De qualquer modo, La Niña não é um fenômeno para ser amando ou odiado, simplesmente. Faz parte da variabilidade natural do nosso clima e é bem provável que teremos de conviver com ele para o todo e sempre. Tampouco La Niña traz somente prejuízos à agricultura sul-brasileira. Esse é o caso dos cereais de inverno, cujo principal é o trigo, que nos chamados anos de La Niña e naqueles considerados neutros (nem El Niño e nem La Niña) tem seus aspectos quantitativos e qualitativos de rendimento favorecidos. E isso se deve à ocorrência de temperaturas relativamente mais baixas no período de inverno e principalmente à menor quantidade de chuva na época da primavera. É na primavera que se dá o período de enchimento dos grãos, maturação e colheita do trigo no Sul do Brasil. Nessa época, excessos de chuva são extremamente prejudiciais ao trigo por favorecerem doenças da espiga e afetarem negativamente as características de qualidade dos grãos. Por isso, a safra de inverno de 1999, em função da continuidade do evento La Niña, mesmo com intensidade moderada a fraca, se configura como favorável ao trigo, pelo menos sob o ponto de vista climático. Também é oportuno destacar que se está tratando com probabilidades. Ou seja, em termos de chances. Não é uma questão absoluta. De qualquer forma há que se ter em mente que o rendimento de uma cultura não é determinado exclusivamente pelo clima, embora seja inegável a sua grande influência. O resultado final da lavoura, em termos de rendimento de grãos, vai depender e muito do nível tecnológico utilizado. E o desempenho econômico da atividade vai estar relacionado também com as circunstâncias de mercado, no momento da comercialização da safra.

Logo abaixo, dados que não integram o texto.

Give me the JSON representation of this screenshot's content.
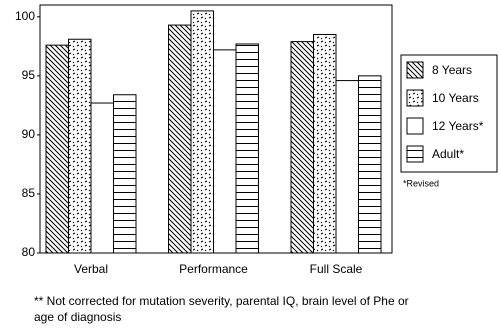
{
  "chart_data": {
    "type": "bar",
    "categories": [
      "Verbal",
      "Performance",
      "Full Scale"
    ],
    "series": [
      {
        "name": "8 Years",
        "color": "#000000",
        "fill": "diagonal-hatch",
        "values": [
          97.6,
          99.3,
          97.9
        ]
      },
      {
        "name": "10 Years",
        "color": "#000000",
        "fill": "dashes",
        "values": [
          98.1,
          100.5,
          98.5
        ]
      },
      {
        "name": "12 Years*",
        "color": "#000000",
        "fill": "white",
        "values": [
          92.7,
          97.2,
          94.6
        ]
      },
      {
        "name": "Adult*",
        "color": "#000000",
        "fill": "horizontal-lines",
        "values": [
          93.4,
          97.7,
          95.0
        ]
      }
    ],
    "ylim": [
      80,
      101
    ],
    "yticks": [
      80,
      85,
      90,
      95,
      100
    ],
    "grid": false,
    "legend": "right",
    "legend_note": "*Revised",
    "footnote_lines": [
      "** Not corrected for mutation severity, parental IQ, brain level of Phe or",
      "age of diagnosis"
    ]
  }
}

Com relação à safra de verão 1999-2000, vale aguardar por informações adicionais sobre a evolução do fenômeno La Niña no segundo semestre de 1999 e seus impactos associados no clima do Sul do Brasil. De qualquer modo já há um indicativo: de que não deverá sobrar água, novamente. Com base nisso, recomendações sobre estratégias de manejo de culturas voltadas a reduzir os riscos climáticos devem novamente ser consideradas pelos segmentos assistência técnica e produtor rural. De forma genérica: diversificar épocas de semeadura, plantar cultivares de ciclos diferentes, optar por culturas mais resistentes ao estresse hídrico, plantar quando há umidade no solo suficiente para garantir o estabelecimento da cultura, usar sistemas que conservam a umidade no solo (plantio direto na palha em relação ao convencional), fazer uma semeadura um pouco mais profunda, entre outras. Acima de tudo, definir o nível tecnológico a ser empregado a partir de riscos climáticos conhecidos e fazer uma lavoura tecnicamente assistida, tomando as decisões de manejo no momento oportuno.

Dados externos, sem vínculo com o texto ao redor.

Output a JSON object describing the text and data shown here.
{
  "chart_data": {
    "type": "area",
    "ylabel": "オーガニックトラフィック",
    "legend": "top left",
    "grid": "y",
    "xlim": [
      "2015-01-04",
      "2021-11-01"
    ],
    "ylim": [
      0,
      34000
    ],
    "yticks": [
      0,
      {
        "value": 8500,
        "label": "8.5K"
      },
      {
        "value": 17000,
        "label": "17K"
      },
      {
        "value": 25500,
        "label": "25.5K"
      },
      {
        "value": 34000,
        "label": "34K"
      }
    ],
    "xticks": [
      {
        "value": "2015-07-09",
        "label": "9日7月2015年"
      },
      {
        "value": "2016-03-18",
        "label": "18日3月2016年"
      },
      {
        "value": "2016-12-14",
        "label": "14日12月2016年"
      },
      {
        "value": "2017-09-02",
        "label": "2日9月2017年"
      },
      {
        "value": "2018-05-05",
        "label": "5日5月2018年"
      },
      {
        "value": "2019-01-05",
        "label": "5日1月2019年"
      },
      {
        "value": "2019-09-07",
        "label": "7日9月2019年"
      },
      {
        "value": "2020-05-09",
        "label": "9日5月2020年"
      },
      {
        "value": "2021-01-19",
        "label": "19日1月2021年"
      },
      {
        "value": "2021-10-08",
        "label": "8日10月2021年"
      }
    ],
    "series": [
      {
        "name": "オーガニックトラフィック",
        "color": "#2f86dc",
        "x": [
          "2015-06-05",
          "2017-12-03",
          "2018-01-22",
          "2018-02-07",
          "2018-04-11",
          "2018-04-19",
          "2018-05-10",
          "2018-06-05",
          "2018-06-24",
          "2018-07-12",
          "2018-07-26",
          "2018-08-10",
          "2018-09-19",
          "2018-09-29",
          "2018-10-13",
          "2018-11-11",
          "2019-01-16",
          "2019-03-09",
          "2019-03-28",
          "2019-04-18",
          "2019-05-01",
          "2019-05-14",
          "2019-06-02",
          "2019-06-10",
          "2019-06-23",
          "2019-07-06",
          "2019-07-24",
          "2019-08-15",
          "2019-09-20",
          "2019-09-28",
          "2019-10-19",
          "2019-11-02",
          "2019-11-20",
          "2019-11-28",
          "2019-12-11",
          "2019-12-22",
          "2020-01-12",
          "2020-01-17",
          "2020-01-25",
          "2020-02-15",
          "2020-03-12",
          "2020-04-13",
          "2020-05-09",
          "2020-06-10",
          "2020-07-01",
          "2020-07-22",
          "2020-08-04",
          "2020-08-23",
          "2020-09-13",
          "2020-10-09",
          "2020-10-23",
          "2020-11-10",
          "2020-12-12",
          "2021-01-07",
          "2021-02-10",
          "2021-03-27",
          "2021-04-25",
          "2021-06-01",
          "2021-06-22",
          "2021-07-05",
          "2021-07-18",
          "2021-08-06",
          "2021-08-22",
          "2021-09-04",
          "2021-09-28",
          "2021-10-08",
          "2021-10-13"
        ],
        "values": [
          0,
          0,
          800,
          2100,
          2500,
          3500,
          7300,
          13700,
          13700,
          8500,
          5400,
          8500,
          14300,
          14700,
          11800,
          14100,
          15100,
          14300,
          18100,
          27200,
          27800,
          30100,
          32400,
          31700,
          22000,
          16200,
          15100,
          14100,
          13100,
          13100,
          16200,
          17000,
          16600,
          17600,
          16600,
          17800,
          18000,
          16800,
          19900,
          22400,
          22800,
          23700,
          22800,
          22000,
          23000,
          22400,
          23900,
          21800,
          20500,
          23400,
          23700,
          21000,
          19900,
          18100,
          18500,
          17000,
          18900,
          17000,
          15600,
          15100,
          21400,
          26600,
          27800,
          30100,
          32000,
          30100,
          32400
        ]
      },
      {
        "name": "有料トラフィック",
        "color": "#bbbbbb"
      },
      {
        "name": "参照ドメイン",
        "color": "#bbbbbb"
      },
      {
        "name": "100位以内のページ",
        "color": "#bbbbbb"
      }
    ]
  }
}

Mais do que nunca a sabedoria popular, expressa no "Colocar todos os ovos na mesma cesta é uma estratégia arriscada", parece ser a tônica do momento. O quê para nós sempre foi visto como um velho ditado, valeu a Harry Markowitz, pela demonstração matemática do mesmo, o Prêmio Nobel, em 1952. Coisas de americanos, pensarão alguns. Só que a demonstração do porquê a diversificação do risco é o melhor negócio para um investidor ou gerente de empresa desencadeou o movimento intelectual que revolucionou Wall Street, as finanças corporativas e as decisões empresarias em todo o mundo. (Ao dr. Gerardo Arias, pelo auxílio nas lides com o latim do Ad Petendam Pluviam, os agradecimentos do signatário).